On May 26th, 52 countries witnessed “March Against Monsanto” protests. Genetically modified food is sold in the U.S. without labeling, even though 61 countries in the world require labeling and 19 countries (including Italy, Austria, France and the UK) have outright or partial bans against genetically modified foods and crops.

I believe I have the right to know what I’m buying and eating (organic dairy farmer – surprise surprise).  As a poli sci geek, I’m not new to being politically active. That said, I’ve never actually taken place in a protest march. I had a host of excuses for why I couldn’t go. But of course I found myself rolling out of bed at 6am on a Saturday morning to drive to Eau Claire and take part.

My mom, my sister Erika, and the little brothers Danny and Baby John went as well. Mom wasn’t sure if we should force Danny and Baby John to take part in a protest march. I pointed out that when you’re only 4-years old and a 1-year you don’t get a choice about anything period. So the poor guys were exploited.

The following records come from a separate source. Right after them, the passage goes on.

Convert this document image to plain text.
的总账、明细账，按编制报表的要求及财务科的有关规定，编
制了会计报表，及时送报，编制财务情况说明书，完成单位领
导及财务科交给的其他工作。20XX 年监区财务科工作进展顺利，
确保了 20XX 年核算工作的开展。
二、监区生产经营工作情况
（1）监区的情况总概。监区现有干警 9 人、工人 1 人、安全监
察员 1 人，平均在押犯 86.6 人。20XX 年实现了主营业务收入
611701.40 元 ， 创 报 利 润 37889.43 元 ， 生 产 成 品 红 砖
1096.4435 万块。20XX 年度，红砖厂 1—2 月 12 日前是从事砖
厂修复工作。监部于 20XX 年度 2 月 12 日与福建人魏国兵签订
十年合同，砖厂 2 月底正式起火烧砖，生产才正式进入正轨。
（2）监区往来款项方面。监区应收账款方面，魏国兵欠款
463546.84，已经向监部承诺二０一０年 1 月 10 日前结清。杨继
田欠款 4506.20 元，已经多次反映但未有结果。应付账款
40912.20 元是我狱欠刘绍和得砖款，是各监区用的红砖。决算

The Facebook group said to meet outside the courthouse in Eau Claire. We did and got a picture with the official banner.

angry about monsant

We hung out for a while as we waited for people to show up. Community members made signs, chatted, and ran after crazy little boys (Oh, wait, that was me…). Danny began to enjoy his exploitation and starting posing from a pillar…scaring my mom, and inspiring Baby John and another little boy to try their hand at hurting themselves.

danny on pillar

Not a science experiment? “Let’s see how close to the edge we can get without falling.”

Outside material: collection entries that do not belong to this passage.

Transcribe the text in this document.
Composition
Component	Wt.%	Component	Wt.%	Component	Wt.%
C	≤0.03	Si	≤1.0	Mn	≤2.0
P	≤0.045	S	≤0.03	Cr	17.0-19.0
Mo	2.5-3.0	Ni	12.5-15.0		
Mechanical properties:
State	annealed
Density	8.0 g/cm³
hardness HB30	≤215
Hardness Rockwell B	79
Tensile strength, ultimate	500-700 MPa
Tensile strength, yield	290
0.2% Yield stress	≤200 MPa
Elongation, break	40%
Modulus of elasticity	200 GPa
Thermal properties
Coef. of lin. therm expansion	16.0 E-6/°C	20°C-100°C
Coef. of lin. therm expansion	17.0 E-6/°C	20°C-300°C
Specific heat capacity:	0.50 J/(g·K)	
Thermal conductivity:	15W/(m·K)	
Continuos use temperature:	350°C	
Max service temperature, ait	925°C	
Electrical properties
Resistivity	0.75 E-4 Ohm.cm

I finally had to join to supervise.

No fear.

No fear.

The little boys were getting tired of waiting for the march to start. Then a lady tried to make Baby John be a butterfly and made him cry. She tried to get Danny to be a butterfly but he told her – “NO! I’m a cowboy! See?! I have cowboy boots!” and ran away.

Baby John gets his wings

Baby John gets his wings

We finally started marching! I was impressed to see over 100 people joined the march. That is lot for a city the size of Eau Claire. It was readily apparent that we were passionate but inexperienced activists. We were not sure how to react to traffic lights. Our parade of people was separated a few times when half stopped at a red light and the other half did not. On the whole we were a pretty happy crowd. We tried chanting, but as we seemed to be mostly polite Midwesterners, our chanting died away pretty quickly. We did, however, say hello and good afternoon to all the people we met.

baby john and I begin to march

People were pretty creative with their outfits. There were also some tambourines  to cheer us along. One young man decided to burn sage the whole way. It was a great creative gesture, but it didn’t smell that great.

We didn't get the memo to dress as bees.

We didn’t get the memo to dress as bees.

We marched around for a bit and then made our way to a park. Almost. Danny had enough of the march early on so Erika had to take him back to the truck. She then made sure to drive past us several times honking encouragingly while Danny waved out the window. Yes, we bring our own crowds.

The finish line was in sight when Baby John decided to throw in the towel. He collapsed on a lawn in a puddle of tears.

Baby John at his first and last protest march.

Baby John at his first and last protest march.

Having done our best, we drove to the Just Local Food Co-op and got him a cookie.